We’ve got to stay together for the children’s sake. That one was the last to go, but it went at last on the night when he dragged Molly upstairs by her arm and shut her in her room because she was playing too loud and he couldn’t think straight. Liz could have borne anything if the kids were okay, but the kids needed to be saved from Marc too. Zac in particular needed to be saved from his influence, from having that poisonous macho pantomime in his line of sight every day of his life until it sank into his soul and curdled him like milk.

“Did you file for full custody?” Beebee asked. She was sticking to the procedural stuff, steering clear of the barbed wire entanglements of old feelings.

“I did,” Liz said. “Yeah.

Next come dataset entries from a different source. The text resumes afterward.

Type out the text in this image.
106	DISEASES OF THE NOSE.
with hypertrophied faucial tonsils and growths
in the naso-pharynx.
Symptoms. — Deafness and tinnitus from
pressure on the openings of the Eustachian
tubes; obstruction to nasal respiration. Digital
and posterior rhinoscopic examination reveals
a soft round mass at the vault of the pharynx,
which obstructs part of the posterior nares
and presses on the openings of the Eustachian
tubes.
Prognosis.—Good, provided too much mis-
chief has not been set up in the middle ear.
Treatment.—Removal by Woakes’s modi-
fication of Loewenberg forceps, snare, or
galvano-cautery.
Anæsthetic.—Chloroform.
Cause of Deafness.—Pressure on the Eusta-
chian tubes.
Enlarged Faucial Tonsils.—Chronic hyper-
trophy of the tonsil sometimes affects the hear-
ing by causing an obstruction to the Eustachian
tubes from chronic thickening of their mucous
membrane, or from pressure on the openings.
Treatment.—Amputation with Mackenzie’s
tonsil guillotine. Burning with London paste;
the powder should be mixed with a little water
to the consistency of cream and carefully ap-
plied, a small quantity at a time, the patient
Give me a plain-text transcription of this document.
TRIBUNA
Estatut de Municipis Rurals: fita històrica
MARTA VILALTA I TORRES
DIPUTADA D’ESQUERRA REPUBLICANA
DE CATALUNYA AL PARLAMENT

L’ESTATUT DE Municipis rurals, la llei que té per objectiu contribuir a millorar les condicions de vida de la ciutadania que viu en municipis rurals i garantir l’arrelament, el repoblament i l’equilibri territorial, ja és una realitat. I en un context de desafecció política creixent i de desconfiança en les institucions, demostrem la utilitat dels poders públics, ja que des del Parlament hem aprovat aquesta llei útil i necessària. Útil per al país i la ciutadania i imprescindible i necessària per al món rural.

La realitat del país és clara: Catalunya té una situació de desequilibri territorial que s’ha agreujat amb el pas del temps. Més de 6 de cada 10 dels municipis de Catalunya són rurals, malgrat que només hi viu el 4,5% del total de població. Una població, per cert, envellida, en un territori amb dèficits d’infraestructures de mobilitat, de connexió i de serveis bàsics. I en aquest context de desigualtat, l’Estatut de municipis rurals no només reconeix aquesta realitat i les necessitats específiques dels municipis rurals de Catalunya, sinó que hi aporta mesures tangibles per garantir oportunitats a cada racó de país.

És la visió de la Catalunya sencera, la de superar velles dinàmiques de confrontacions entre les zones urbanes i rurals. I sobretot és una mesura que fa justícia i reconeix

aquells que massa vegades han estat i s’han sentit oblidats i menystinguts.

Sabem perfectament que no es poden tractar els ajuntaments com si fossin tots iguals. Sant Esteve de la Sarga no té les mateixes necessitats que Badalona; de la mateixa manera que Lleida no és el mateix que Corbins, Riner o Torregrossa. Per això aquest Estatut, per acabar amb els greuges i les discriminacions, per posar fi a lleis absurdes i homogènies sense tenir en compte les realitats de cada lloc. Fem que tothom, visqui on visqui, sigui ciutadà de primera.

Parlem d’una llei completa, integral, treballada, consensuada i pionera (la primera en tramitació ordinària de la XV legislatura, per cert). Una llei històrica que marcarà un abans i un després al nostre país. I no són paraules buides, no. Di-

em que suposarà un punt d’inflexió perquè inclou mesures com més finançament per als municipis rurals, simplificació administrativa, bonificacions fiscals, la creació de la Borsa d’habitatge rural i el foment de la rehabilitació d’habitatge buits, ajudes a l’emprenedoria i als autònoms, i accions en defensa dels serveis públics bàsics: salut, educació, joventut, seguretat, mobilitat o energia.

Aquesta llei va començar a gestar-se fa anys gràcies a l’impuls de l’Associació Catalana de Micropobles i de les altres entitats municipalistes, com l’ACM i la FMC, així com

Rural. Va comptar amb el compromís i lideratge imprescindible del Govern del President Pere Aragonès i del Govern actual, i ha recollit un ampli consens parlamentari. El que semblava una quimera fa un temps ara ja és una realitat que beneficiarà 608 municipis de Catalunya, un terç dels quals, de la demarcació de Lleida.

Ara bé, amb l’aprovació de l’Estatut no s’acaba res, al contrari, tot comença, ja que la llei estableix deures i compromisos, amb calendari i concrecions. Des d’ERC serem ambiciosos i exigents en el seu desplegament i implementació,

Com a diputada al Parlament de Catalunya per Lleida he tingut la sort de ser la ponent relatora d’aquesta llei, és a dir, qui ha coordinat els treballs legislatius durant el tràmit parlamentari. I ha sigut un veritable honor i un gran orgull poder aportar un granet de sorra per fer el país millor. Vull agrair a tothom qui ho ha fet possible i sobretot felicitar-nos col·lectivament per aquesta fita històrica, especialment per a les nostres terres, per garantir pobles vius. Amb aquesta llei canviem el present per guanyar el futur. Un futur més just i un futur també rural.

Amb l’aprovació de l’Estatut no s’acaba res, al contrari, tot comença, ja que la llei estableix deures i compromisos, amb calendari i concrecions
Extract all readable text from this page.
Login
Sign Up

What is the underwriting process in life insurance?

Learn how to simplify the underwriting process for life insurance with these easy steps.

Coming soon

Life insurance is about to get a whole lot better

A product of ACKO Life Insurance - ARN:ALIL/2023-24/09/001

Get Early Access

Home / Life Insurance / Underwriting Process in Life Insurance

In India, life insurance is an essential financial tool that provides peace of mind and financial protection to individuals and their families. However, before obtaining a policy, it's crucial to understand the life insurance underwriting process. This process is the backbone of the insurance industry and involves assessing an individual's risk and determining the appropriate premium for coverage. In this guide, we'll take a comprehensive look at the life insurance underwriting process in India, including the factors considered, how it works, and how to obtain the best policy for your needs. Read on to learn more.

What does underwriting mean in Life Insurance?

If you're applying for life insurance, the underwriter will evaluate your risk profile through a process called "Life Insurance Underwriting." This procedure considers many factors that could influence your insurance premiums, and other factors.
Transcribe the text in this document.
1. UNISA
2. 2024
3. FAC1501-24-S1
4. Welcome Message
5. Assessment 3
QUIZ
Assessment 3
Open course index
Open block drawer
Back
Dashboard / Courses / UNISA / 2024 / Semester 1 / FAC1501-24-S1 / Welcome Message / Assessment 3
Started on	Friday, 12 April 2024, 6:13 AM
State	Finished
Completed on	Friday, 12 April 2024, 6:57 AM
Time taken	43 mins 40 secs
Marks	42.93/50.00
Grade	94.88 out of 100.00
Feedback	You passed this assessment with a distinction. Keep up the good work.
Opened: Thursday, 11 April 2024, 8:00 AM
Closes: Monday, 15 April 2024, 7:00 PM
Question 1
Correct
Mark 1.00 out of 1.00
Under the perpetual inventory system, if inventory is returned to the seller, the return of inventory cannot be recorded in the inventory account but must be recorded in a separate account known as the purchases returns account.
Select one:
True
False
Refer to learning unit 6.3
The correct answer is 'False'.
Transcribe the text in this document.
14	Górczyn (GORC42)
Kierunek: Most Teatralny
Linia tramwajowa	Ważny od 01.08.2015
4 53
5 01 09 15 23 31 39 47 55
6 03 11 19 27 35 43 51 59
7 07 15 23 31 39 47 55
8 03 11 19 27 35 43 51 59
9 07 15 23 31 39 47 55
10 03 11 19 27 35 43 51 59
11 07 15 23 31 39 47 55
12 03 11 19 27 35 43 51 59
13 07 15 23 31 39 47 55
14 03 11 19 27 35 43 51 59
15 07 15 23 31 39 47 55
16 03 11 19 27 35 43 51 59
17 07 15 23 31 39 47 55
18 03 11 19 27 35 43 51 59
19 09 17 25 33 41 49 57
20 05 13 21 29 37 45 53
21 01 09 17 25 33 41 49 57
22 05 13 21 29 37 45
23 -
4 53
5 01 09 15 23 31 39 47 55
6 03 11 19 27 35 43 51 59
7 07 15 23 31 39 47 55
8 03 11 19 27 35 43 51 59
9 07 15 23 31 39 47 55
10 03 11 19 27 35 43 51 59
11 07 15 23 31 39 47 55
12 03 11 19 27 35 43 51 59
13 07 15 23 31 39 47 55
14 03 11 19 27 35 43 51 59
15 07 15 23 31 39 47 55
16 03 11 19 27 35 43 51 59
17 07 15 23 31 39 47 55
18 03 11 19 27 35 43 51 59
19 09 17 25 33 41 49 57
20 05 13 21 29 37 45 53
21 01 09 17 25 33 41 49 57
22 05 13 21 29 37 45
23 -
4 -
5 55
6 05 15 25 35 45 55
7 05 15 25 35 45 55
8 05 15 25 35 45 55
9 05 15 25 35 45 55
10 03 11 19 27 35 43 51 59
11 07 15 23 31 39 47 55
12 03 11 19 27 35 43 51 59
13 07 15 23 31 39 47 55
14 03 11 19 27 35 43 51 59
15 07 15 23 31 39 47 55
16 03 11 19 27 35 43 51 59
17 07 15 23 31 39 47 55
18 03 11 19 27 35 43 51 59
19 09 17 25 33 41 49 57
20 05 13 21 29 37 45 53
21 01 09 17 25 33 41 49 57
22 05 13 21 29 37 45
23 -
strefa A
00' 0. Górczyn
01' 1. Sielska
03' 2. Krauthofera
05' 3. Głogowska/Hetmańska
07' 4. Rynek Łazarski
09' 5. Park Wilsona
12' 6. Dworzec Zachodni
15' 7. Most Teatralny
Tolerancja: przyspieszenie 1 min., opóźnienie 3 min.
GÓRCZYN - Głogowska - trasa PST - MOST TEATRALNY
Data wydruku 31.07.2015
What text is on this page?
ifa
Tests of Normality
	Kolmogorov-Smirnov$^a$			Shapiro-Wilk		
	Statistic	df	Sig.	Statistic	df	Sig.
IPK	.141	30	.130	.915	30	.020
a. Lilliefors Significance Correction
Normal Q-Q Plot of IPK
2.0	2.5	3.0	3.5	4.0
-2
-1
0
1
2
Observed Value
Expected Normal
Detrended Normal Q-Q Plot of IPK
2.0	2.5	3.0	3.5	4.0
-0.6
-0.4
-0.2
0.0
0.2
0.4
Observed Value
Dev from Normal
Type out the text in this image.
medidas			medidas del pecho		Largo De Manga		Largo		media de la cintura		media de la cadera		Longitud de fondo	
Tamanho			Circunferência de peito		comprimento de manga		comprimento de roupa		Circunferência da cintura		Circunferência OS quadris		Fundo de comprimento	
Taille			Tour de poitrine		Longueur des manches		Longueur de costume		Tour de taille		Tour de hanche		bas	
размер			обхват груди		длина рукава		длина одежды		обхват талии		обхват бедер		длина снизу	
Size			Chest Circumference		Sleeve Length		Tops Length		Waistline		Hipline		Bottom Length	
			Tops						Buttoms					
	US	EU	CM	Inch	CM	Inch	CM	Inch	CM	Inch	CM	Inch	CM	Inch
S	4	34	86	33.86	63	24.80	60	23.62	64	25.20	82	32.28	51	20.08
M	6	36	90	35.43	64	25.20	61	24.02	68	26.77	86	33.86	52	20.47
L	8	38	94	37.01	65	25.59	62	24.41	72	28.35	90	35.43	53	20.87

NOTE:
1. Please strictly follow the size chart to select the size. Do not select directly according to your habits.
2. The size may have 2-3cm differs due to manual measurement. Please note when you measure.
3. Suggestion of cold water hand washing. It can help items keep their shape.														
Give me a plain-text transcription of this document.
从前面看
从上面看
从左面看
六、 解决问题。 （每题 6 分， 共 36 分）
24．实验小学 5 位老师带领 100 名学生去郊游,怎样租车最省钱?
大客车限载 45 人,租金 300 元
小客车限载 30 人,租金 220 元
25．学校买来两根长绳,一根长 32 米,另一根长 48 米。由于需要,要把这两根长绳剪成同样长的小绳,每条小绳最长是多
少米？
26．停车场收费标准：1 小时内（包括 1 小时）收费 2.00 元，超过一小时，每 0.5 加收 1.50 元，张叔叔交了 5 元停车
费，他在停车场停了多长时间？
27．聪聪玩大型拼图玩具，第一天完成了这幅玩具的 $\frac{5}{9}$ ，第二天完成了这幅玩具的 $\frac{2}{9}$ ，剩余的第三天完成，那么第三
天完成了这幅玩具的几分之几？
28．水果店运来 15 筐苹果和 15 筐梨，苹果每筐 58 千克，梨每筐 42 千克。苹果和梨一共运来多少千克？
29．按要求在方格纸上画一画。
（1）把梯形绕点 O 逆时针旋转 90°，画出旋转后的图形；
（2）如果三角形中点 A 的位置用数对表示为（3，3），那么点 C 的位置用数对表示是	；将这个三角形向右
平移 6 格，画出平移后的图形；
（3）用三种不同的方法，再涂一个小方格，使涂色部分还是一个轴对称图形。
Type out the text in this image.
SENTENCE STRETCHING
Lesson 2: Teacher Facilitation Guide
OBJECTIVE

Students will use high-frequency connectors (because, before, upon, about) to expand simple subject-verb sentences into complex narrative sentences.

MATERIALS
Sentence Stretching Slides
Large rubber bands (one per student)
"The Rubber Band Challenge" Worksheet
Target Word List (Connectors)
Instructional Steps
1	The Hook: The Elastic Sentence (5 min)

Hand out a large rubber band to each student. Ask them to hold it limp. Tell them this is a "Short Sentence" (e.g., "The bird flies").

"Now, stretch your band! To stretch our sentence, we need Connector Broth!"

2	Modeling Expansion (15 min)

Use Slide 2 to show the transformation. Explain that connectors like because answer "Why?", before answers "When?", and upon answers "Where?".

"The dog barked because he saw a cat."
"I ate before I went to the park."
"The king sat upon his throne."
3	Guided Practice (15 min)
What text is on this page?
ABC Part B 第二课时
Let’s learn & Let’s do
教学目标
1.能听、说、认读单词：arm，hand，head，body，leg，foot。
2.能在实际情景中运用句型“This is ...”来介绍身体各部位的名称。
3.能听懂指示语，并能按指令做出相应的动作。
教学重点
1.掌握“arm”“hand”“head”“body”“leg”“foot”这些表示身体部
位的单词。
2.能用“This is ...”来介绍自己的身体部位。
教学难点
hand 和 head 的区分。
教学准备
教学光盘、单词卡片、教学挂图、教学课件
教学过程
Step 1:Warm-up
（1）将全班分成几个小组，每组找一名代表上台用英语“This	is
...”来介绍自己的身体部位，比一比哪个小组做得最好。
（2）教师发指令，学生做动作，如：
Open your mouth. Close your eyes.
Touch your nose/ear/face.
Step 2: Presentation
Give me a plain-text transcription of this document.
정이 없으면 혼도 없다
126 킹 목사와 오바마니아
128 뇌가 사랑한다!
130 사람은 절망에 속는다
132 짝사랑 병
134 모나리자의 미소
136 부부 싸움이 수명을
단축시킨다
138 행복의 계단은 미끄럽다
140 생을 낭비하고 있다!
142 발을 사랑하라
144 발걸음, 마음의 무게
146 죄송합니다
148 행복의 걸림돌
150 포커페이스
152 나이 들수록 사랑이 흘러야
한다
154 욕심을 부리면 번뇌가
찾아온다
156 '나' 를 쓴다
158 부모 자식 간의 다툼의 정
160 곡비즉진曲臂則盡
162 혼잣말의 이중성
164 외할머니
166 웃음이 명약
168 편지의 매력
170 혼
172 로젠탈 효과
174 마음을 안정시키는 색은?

And there was sort of a history. Hospital visits. Times when neighbors called 911. Times when he’d left marks on me. There was an evidence trail, you know? But Marc is … He’s plausible. Likeable, even. And his sister paid for him to get a decent lawyer whereas I had court-appointed counsel and he didn’t read up on anything before the day. A lot of the statements and evidence I’d collected got disallowed, and the judge decided that the kids needed a dad as well as a mom. So …”

“So you’ve lived with this bullshit ever since.”

“Exactly. Well, no, it’s mostly been okay. He gets Zac and Molly two weekends a month, and he seems to try his best to give them a good time when they’re with him. And he met someone, a woman named Jamie Langdon. I think she’s been good for him. She makes jewelry. And she’s studying web development at CCAC. She’s in her second year.”

“That’s great,” said Beebee noncommittally. Liz realized she had gone without a break from talking about her own life to talking about Marc’s. When they were together she had done that all the time, as though she was the starting act and he was the main event. This wasn’t something she could blame Marc for, it was a fault line in her—an instinct for surrendering to a more powerful personality that was probably part of what had drawn her to him in the first place.